Variability in Lagrangian-derived throughput from the subtropical to the subpolar gyres in the North Atlantic and its impact on inter-gyre heat transport

Variability in the strength of the inter-gyre throughput of water from the subtropical to the subpolar gyres in the North Atlantic as part of the upper limb of the Atlantic Meridional Overturning Circulation has been hypothesized to control the variability in the inter-gyre heat transport. Here, we first quantify the variability in the inter-gyre throughput by tracking backwards-run Lagrangian trajectories in a high-resolution ocean circulation model and secondly determine the controlling mechanisms of this variability by analyzing the strength and spatial extent of the subtropical and subpolar gyres as measured by satellite altimetry. Backwards-run Lagrangian trajectories provide an accurate measure of the origin of water masses without the subjective designations of water mass classes and assumptions on the mixing along pathways.
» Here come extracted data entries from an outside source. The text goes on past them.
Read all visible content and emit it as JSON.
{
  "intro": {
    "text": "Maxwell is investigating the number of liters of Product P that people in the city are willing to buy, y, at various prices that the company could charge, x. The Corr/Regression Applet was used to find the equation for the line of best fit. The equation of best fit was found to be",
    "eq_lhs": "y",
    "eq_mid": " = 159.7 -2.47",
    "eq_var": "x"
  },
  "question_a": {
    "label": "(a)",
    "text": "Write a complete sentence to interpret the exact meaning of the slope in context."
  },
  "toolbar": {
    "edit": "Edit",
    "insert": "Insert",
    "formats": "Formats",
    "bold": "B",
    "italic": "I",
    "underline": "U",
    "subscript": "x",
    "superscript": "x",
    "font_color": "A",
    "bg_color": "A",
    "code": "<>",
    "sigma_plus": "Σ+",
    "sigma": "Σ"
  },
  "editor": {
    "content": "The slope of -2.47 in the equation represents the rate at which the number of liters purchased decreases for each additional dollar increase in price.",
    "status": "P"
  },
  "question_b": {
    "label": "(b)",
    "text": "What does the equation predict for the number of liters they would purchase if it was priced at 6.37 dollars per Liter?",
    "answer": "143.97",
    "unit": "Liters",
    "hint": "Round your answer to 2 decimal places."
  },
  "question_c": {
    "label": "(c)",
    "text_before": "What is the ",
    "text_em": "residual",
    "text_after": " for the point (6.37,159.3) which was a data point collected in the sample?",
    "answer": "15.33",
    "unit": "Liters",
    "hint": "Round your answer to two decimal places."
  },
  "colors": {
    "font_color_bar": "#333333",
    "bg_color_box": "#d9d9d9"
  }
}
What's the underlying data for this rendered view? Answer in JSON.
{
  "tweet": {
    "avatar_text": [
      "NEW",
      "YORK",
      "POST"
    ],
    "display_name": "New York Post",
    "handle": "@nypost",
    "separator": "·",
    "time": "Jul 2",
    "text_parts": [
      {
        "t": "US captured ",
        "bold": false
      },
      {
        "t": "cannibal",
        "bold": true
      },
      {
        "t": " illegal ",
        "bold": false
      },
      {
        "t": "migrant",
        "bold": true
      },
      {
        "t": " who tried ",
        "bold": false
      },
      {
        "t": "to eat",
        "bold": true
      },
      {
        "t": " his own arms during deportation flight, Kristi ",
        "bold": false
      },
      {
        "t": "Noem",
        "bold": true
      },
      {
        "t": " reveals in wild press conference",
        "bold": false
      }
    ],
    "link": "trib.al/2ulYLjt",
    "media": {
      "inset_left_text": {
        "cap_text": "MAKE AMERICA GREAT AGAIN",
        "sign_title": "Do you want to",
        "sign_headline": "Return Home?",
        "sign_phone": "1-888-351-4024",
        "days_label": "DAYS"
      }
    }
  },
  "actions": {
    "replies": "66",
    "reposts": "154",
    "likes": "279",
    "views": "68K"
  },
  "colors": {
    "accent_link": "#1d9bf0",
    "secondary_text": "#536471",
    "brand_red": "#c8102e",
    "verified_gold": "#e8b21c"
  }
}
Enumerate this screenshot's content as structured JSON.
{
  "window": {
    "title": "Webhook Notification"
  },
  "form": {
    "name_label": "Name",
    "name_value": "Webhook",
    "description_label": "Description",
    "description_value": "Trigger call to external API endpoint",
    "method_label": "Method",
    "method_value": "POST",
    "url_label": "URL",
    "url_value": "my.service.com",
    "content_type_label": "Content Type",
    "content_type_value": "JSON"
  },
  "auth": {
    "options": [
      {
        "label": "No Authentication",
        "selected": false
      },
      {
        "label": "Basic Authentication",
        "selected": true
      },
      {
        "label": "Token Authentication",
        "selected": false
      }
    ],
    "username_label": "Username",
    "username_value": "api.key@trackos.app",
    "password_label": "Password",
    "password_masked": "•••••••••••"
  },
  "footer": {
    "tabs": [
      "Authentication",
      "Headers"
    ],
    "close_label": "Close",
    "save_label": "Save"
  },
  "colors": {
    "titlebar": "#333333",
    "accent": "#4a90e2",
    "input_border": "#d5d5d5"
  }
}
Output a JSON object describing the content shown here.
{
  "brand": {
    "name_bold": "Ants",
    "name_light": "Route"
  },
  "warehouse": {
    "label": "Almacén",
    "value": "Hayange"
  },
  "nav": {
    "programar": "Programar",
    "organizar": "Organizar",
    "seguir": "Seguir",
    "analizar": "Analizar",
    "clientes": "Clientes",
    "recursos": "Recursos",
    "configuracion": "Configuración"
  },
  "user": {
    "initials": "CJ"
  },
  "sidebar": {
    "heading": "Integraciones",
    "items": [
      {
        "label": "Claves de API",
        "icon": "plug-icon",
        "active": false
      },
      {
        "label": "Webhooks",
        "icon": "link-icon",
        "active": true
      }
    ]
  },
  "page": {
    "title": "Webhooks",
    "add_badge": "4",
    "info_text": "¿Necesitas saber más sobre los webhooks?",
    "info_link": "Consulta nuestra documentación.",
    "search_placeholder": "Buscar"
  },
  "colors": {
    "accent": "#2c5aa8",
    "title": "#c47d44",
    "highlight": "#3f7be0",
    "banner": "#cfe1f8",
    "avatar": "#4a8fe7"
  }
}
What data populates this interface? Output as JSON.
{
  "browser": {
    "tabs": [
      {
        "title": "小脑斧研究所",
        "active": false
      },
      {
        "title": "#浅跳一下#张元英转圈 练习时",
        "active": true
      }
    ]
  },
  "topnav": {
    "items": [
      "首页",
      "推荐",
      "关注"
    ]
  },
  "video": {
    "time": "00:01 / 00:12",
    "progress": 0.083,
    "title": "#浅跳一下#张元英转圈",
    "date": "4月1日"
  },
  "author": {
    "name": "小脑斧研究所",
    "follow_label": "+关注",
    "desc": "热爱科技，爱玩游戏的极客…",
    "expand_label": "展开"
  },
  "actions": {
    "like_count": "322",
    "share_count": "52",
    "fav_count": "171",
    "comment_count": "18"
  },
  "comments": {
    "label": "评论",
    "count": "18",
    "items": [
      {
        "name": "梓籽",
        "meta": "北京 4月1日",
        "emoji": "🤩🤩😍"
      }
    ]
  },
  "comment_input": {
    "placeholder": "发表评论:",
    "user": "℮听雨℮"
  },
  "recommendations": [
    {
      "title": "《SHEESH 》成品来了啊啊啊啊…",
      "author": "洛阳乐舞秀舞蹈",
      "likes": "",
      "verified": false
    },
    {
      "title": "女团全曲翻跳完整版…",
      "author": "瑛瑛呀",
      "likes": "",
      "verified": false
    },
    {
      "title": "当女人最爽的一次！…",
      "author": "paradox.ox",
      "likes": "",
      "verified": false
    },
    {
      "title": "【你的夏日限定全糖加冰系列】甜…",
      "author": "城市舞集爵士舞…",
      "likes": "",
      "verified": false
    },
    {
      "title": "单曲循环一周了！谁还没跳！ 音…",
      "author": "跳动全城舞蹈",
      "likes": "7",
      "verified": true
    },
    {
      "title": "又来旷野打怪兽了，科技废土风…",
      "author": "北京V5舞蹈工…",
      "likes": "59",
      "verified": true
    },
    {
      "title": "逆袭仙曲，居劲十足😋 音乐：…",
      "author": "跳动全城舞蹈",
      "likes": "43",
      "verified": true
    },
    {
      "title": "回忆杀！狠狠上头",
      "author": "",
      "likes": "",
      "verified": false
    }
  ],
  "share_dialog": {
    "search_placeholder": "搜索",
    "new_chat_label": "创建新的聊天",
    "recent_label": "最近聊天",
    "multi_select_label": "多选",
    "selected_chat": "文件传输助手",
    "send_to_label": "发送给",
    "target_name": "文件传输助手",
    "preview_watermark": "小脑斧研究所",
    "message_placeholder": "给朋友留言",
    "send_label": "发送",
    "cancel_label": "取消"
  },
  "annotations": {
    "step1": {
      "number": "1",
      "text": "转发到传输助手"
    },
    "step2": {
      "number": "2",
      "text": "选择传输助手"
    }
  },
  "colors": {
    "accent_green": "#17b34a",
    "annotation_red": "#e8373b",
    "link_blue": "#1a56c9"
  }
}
Similarly, by explicitly tracking the strength (sea-surface height of gyre center – sea-surface height of gyre boundary) and spatial extent (area enclosed by the largest closed sea-surface height contour), no assumptions are necessary on the role of statistical modes that change through time. Results from these analyses will be discussed as they pertain to the observed warming of the subpolar gyre during the past two decades.